I was in an emotionally abusive relationship with a narcissist. Our relationship consisted of lies. There were lies about his past, lies to set up new lies, lies about other people, and lies about himself. He told lies where there was no need to lie and even opportunities where no normal human would even think to lie. Some of what I had learned made me physically sick, and even though he should be the one filled with shame (and likely isn’t), I was the one left feeling foolish because I knew all along he was a “liar and phony.”
I want to smack myself for ignoring my instincts when we first met all those months ago. I knew that something was off immediately, and I failed to trust myself. I knew I was being lied to and that his narrative was not adding up or making sense, and yet I continued in the “relationship.” At times he would lie about his previous living situations and even his employment, to the extent of sending pictures in a work uniform while “at work” when he hadn’t worked there in several years and had been in and out of employment.
I have a cousin in law enforcement who told me, “When someone lies about the little things, it is because they have big things to hide.” And, wow, did he have some big things! He presented as a Marine who was in hand-to-hand combat at the battle of Al Fallujah. He would go on to tell many lies about his “service.” He feigned PTSD and pretended to be afraid of revolving doors. I witnessed him tattoo his right forearm with “USMC.” I would later learn that he was discharged 30 days after entering for fraud and Bipolar Disorder and was sent home to his mother.
Forty-three days after meeting him, I had concerns about his behavior and that maybe this was not the right person for me. I saw the Red Flags, but instead of ignoring them, I did something.
At first, I made “Pros and Cons” of this budding relationship. Some of the cons included:
Treatment of Servers: He acted like a fool in front of my friends and was rude and abrasive to servers. He was disrespectful in general. For example, instead of handing the cashier his debit card, he would drop it on the counter.
Too many Gifts: Sometimes “love bombing” or excessive gift-giving are forms of control and abuse. I felt the gifts were extravagant and did not understand where he was getting all his money.
But I stayed in the “relationship” and found myself right back to where I knew something was very wrong. So, I needed a more significant sign.
I found some hot pink Post-it notes and wrote down every Red Flag that I had encountered. My desk was covered in hot pink Post-it notes! I kept them there for days and read them anytime I had a weak moment.
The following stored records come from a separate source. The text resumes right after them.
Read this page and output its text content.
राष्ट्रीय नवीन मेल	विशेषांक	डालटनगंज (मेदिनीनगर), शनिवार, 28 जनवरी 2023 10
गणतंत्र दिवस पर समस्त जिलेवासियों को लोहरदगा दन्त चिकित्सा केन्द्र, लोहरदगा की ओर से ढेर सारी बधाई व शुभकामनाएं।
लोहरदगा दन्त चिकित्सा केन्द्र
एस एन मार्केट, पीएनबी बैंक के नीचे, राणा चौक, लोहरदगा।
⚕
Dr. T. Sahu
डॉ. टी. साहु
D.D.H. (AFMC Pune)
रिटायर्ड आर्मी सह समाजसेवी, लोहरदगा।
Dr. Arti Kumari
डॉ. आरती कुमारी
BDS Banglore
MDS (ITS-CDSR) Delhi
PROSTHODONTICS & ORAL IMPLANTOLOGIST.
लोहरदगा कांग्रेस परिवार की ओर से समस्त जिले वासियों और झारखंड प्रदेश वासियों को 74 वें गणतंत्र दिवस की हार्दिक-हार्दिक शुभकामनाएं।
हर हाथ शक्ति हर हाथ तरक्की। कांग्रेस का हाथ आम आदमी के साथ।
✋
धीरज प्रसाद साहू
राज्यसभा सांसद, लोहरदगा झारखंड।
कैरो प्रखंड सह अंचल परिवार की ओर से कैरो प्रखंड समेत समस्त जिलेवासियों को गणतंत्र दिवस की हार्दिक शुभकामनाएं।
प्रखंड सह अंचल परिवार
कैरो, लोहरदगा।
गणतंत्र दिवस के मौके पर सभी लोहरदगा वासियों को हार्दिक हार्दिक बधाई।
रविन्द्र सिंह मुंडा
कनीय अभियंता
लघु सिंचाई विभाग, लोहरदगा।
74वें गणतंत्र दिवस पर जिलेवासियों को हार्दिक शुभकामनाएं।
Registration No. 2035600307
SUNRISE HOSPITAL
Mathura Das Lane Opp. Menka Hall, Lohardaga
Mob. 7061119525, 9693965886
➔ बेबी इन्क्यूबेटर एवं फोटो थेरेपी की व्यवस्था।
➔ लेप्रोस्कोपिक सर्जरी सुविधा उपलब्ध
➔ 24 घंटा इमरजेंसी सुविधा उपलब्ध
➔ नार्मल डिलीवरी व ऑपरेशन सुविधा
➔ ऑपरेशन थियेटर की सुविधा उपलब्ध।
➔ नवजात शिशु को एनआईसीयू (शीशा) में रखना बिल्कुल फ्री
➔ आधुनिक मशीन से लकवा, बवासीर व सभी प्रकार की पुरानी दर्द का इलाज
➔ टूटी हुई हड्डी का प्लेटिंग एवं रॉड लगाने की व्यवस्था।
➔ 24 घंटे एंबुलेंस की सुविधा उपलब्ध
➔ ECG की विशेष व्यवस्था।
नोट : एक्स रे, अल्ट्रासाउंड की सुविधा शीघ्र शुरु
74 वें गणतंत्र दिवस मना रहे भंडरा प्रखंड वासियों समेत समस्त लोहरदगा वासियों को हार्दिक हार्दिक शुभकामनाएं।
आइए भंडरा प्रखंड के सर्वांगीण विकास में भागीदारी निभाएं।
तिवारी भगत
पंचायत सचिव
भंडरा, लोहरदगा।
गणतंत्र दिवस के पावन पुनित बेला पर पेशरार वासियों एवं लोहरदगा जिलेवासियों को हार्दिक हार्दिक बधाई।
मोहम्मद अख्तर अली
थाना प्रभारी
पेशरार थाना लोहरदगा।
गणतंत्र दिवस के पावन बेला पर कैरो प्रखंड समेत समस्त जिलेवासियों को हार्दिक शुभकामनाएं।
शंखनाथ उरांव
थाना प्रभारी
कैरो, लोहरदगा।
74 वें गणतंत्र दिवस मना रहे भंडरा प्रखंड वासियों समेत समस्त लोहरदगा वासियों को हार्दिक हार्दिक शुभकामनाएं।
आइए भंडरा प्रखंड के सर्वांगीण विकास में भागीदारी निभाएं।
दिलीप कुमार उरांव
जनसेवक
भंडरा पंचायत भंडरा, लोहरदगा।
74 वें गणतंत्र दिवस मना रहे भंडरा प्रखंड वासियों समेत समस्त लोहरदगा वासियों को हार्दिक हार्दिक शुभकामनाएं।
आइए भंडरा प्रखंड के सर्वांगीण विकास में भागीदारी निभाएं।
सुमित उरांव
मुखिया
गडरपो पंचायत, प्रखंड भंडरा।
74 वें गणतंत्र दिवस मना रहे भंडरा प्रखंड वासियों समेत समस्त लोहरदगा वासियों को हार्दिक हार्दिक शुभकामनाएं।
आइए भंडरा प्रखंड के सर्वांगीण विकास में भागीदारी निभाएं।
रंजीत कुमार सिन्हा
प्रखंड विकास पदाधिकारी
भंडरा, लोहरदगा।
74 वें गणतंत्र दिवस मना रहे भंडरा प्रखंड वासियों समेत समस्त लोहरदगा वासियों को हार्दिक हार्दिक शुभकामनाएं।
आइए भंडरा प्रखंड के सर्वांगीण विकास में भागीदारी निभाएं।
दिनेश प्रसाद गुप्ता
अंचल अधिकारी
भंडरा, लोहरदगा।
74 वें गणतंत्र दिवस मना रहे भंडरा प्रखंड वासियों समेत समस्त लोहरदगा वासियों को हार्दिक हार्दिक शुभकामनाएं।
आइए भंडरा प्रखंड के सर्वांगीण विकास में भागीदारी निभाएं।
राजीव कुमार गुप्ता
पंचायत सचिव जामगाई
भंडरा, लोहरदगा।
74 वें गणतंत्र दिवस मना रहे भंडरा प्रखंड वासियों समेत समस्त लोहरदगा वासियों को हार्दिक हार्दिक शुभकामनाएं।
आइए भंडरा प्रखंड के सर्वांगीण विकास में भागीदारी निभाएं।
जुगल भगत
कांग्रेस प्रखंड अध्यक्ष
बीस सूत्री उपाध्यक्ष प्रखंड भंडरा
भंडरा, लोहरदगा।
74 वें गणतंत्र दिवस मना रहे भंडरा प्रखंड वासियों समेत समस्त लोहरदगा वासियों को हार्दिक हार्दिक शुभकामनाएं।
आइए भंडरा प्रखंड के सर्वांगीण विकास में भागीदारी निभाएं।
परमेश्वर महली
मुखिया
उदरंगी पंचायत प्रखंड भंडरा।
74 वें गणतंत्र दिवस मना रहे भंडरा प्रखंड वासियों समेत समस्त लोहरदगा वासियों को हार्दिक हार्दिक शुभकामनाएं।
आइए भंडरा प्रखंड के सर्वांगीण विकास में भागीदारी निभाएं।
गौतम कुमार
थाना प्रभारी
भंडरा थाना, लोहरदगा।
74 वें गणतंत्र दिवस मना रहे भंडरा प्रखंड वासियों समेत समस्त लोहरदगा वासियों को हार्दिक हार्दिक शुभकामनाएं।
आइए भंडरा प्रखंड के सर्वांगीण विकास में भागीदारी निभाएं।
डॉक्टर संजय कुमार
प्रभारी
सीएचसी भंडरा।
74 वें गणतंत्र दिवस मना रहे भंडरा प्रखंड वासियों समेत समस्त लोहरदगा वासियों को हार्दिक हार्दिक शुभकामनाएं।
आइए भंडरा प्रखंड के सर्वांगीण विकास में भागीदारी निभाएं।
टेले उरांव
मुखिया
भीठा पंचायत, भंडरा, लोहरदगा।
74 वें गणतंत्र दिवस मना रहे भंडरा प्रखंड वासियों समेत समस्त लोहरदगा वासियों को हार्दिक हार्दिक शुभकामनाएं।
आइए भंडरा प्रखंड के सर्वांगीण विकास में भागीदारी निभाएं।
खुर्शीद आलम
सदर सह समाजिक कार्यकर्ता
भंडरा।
Recently, I had dinner with my aunt, and I confided in her about my discoveries and my regret for not getting away sooner. She told me it would do me no good to dwell on the past, and at the very least, I had a learning experience, and it would never happen to me again. She advised me how important it is to trust your instincts and described, “When the hair on the back of your neck stands up, you’ve got to trust your instincts!” (She then made a smacking motion with her hands to signal that’s enough or wash your hands of it). My aunt reminded me that it is also important to confide in someone if you think something is off.
Please learn from me. Do not stick around to find out that you were right about someone being a bad person. When you finally get to the truth (and “truth” is used loosely with a person like this), you will not feel vindicated as you thought you might. You are more likely to feel sad. And if you did stick around maybe a little longer than you’d hoped, offer yourself some compassion. As humans, we do not automatically assume we are being lied to and would never predict some levels of deception.
I wish that I could stop him at this moment. It is highly likely he is telling his war story to one girl while stealing from another, all the while there is likely some poor girl sneaking into his bed at night who has no idea how filthy his sheets really are.
If you find yourself doubting someone and your instincts make you feel they are bad news, you must trust yourself! Identify the Red Flags and write them down. Go get those Post-it notes! Stick them somewhere that will force you to look at them! Read them every day until you smack those hands together! Read them every day until you walk away!
Take it even a step further and go find a friend, a loved one, or a confidant and tell them what you think, feel, and see. Find someone street smart who knows a phony when they see one. (Find someone like my aunt.) Find an organization of people like ARO.
When the hair goes up on the back of your neck, will you smack your hands and walk away?
When the time comes for you to trust yourself, will you?